Attorney General Peter F. Kilmartin joined Providence Mayor Angel Taveras, Department of Behavioral Healthcare, Developmental Disabilities and Hospitals (BHDDH) Director Craig Stenning, the Drug Enforcement Administration (DEA), RI State Police and local law enforcement at a press conference this afternoon to remind the public to gather up their unused, expired and unwanted prescription medications for this Saturday's statewide Prescription Drug Take Back Day.
Scheduled for this Saturday, September 29th, from 10 a.m. to 2 p.m., the public can drop off prescription drugs at one of the 40 locations statewide. The event is free and anonymous.
"All of us who are passionate about reducing drug abuse cannot ignore the growing dangers of prescription drug abuse, particularly among teens and young adults. By preventing drug abuse where it starts, we can make a tremendous difference in our community," said Attorney General Kilmartin. "Users don't need to buy their drugs on dark street corners. Most abused prescription drugs come from family and friends – and the home medicine cabinet. You could be a drug dealer and not even know it."
Prescription drug abuse is quickly becoming a major epidemic in Rhode Island and across the nation. According to the Centers for Disease Control, more Rhode Islanders die from accidental prescription drug overdose than any other cause of death. And the number of individuals - especially teenagers - who abuse prescription medication is growing.
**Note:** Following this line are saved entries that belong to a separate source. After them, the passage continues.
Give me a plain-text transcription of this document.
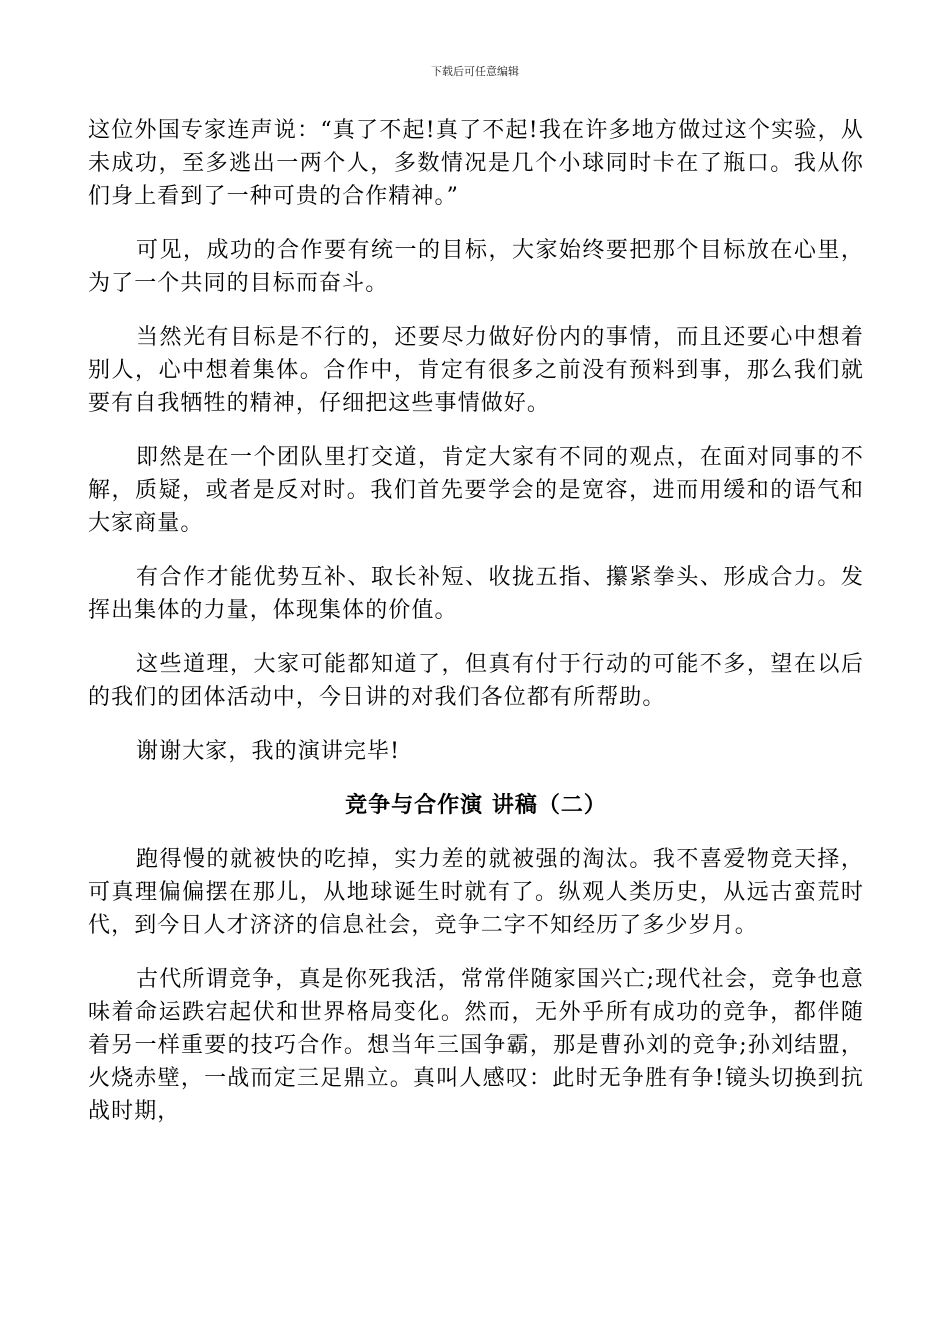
下载后可任意编辑

这位外国专家连声说：“真了不起!真了不起!我在许多地方做过这个实验，从未成功，至多逃出一两个人，多数情况是几个小球同时卡在了瓶口。我从你们身上看到了一种可贵的合作精神。”

可见，成功的合作要有统一的目标，大家始终要把那个目标放在心里，为了一个共同的目标而奋斗。

当然光有目标是不行的，还要尽力做好份内的事情，而且还要心中想着别人，心中想着集体。合作中，肯定有很多之前没有预料到事，那么我们就要有自我牺牲的精神，仔细把这些事情做好。

即然是在一个团队里打交道，肯定大家有不同的观点，在面对同事的不解，质疑，或者是反对时。我们首先要学会的是宽容，进而用缓和的语气和大家商量。

有合作才能优势互补、取长补短、收拢五指、攥紧拳头、形成合力。发挥出集体的力量，体现集体的价值。

这些道理，大家可能都知道了，但真有付于行动的可能不多，望在以后的我们的团体活动中，今日讲的对我们各位都有所帮助。

谢谢大家，我的演讲完毕!

竞争与合作演 讲稿（二）

跑得慢的就被快的吃掉，实力差的就被强的淘汰。我不喜爱物竞天择，可真理偏偏摆在那儿，从地球诞生时就有了。纵观人类历史，从远古蛮荒时代，到今日人才济济的信息社会，竞争二字不知经历了多少岁月。

古代所谓竞争，真是你死我活，常常伴随家国兴亡;现代社会，竞争也意味着命运跌宕起伏和世界格局变化。然而，无外乎所有成功的竞争，都伴随着另一样重要的技巧合作。想当年三国争霸，那是曹孙刘的竞争;孙刘结盟，火烧赤壁，一战而定三足鼎立。真叫人感叹：此时无争胜有争!镜头切换到抗战时期，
"The number of Rhode Island teenagers admitted to treatment, who report prescription drugs as primary drugs of abuse, has quadrupled since 2009," said Craig Stenning, Director of the Department of Behavioral Healthcare, Developmental Disabilities and Hospitals (BHDDH). "Drug Take Back Days are an important first step in reducing the supply of prescription medication that can be diverted or misused. My Department is proud to fund local task forces across the State who work to educate their communities and increase awareness by sponsoring community events and working with families, parents and schools. Usually, when we talk about reducing drugs on the supply side, we talk about increased law enforcement. But here, every parent and every family can make a major dent in the availability of prescription drugs to our young people."
Since the Prescription Drug Take Back program launched in 2010, Rhode Islanders have disposed of more than 5,300 pounds of prescription drugs. "Misused prescription drugs are no different than other illegal drugs in the dangers they pose to people young and old in the City of Providence," said Mayor Angel Taveras. "By educating our community about the importance of getting unused and expired drugs out of the medicine cabinet, we can build a healthier and safer Providence for everyone."
"This Prescription Drug Take Back Day gives individuals an opportunity to dispose of unneeded or unwanted medications. Unused or expired prescription medications are a public safety issue, leading to accidental poisoning, overdose, abuse, and crime" said DEA Acting Special Agent in Charge Kevin L. Lane. "We recommend people empty their medicine cabinets of these unwanted medicines and drop it off no questions asked."
"The abuse of prescription medication is a major problem for law enforcement. I commend the Attorney General for taking the lead in informing the public about the problem and coordinating with multiple agencies to find different ways to take these dangerous drugs off the street," stated Colonel Steven G. O'Donnell, Superintendent of the Rhode Island State Police.
"We're one of Rhode Island's largest pharmacy chains, so it's important we take a lead role in disposing old prescriptions and over-the-counter medicines safely and responsibly. This program takes drugs off the streets and prevents drug abuse. It also ensures that these old medicines will be disposed of in an environmentally responsible way and not dumped into landfills or wind up in our water supply," added Ralph Seavey, Walgreens District manager for Rhode Island.
In addition, Americans are now advised that their usual methods for disposing of unused medicines - flushing them down the toilet or throwing them in the trash - both pose potential safety and health hazards.
Please note: Needles are not accepted at collection sites. Liquids are accepted, so long as they are sealed.